Una noche llegó piel y huesos a mi puerta, mojado, apaleado,

temeroso, era un gato blanco bizco sin cola

lo dejé entrar lo alimenté fue uno más en la casa

desarrolló hacia mí cierta cariñosa confianza

hasta que un buen día un conocido, aparcando en mi entrada; pasó con su coche por encima del gato blanco bizco sin cola de inmediato llevé lo que quedaba de él a un veterinario que dijo:

“no hay mucho que hacer…dale estas pastillas… su columna está aplastada, pero fue aplastado anteriormente y de algún modo logró sanar, si sobrevive no volverá a caminar,

mirá estas radiografías, le metieron un escopetazo, mirá estos puntos oscuros son perdigones enquistados…además, alguna vez tuvo una cola y alguien se la cortó…

me llevé el gato a casa, era un verano caliente, uno de los más calientes en décadas, puse al gato en el suelo del baño, le serví agua, sus pastillas,

no deseaba comer ni beber agua, yo sumergía mi dedo en el agua,

le humedecía la boca el hocico y le hablaba,

ese verano no fui a ningún lado, pasé muchos días

de ese verano en el baño hablándole, acariciándolo suavemente, él me miraba con esos ojos que se le entrecruzaban mientras tanto pasaban los días, una tarde realizó su primer movimiento arrastrándose con sus patas delanteras (las traseras no querían moverse)

llegó hasta el rincón donde yo había preparado su cama, se arrastró un poco más y se dejó caer en ella, fue para mí como el sonido de un clarín presagiando la victoria posible, aturdiendo el baño, desparramándose por la ciudad, yo le conté entonces a ese gato -que lo había pasado mal también, no tan mal, pero bastante mal…

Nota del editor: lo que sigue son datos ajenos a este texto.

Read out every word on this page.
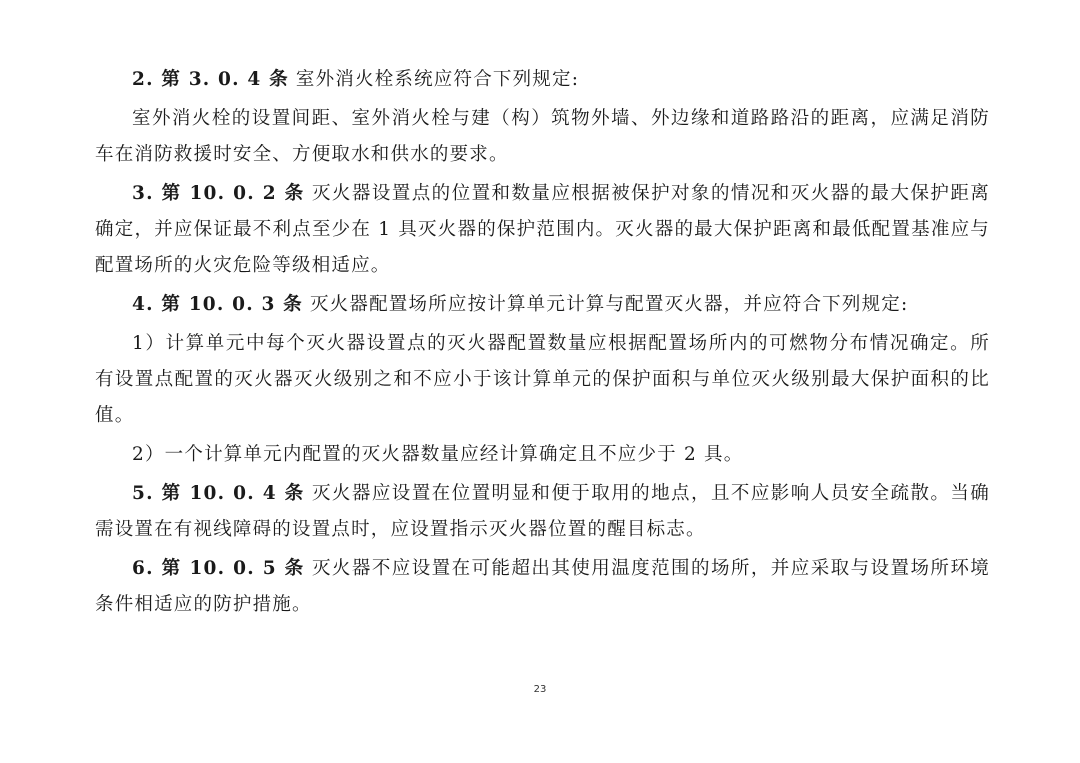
2. 第 3. 0. 4 条 室外消火栓系统应符合下列规定:

室外消火栓的设置间距、室外消火栓与建（构）筑物外墙、外边缘和道路路沿的距离，应满足消防车在消防救援时安全、方便取水和供水的要求。

3. 第 10. 0. 2 条 灭火器设置点的位置和数量应根据被保护对象的情况和灭火器的最大保护距离确定，并应保证最不利点至少在 1 具灭火器的保护范围内。灭火器的最大保护距离和最低配置基准应与配置场所的火灾危险等级相适应。

4. 第 10. 0. 3 条 灭火器配置场所应按计算单元计算与配置灭火器，并应符合下列规定:

1）计算单元中每个灭火器设置点的灭火器配置数量应根据配置场所内的可燃物分布情况确定。所有设置点配置的灭火器灭火级别之和不应小于该计算单元的保护面积与单位灭火级别最大保护面积的比值。

2）一个计算单元内配置的灭火器数量应经计算确定且不应少于 2 具。

5. 第 10. 0. 4 条 灭火器应设置在位置明显和便于取用的地点，且不应影响人员安全疏散。当确需设置在有视线障碍的设置点时，应设置指示灭火器位置的醒目标志。

6. 第 10. 0. 5 条 灭火器不应设置在可能超出其使用温度范围的场所，并应采取与设置场所环境条件相适应的防护措施。

23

una mañana se irguió, se puso en pie, cayendo luego de espaldas, me observaba mansamente.

“puedes hacerlo” le dije.

él insistió, se levantaba y volvía a caer, una y otra vez,

finalmente caminó unos pocos pasos,

era la viva imagen de un borracho

sus patas se negaban a obedecerle,

cayó nuevamente, descansó

y nuevamente se levantó.

ustedes conocen el resto de la historia:

está mejor que nunca,

bizco casi sin dientes, pero ha recuperado su gracia,

y esa mirada de sus ojos, pícara, no lo ha abandonado…

algunas veces me hacen entrevistas,

ellos desean saber

de mi vida, de mi literatura,

yo me emborracho, alzo en brazos a mi gato

bizco, herido de bala, atropellado dos veces, sin cola

y digo: “miren, miren esto!!!”

ellos no entienden nada, insisto, nada de nada, preguntan

algo por el estilo de:

-“¿reconoce usted influencias de Celine?”.

“no”, levanto mi gato,

“por lo que sucede, con cosas

como ésta, como ésta !!!”.

sacudo a mi gato, lo llevo hacia la luz brumosa por el humo y el alcohol,

está relajado, él sabe…

este es el momento en que la entrevista finaliza

a veces me siento orgulloso cuando miro las fotografías ahí estoy yo, ahí está mi gato,

hemos sido retratados juntos

él también comprende que son tonterías,

pero que de alguna manera te ayudan.

Nacido en 1920, Bukowski no se parece a ningún otro autor de su generación. Ni siquiera del siglo. Autobiográfico, transgresor, directo y confesional, fue un poeta y cronista del submundo alcohólico de Los Ángeles. Sus más de mil poemas están escritos con líneas sólidas, imágenes claras y una voz íntima y descabellada.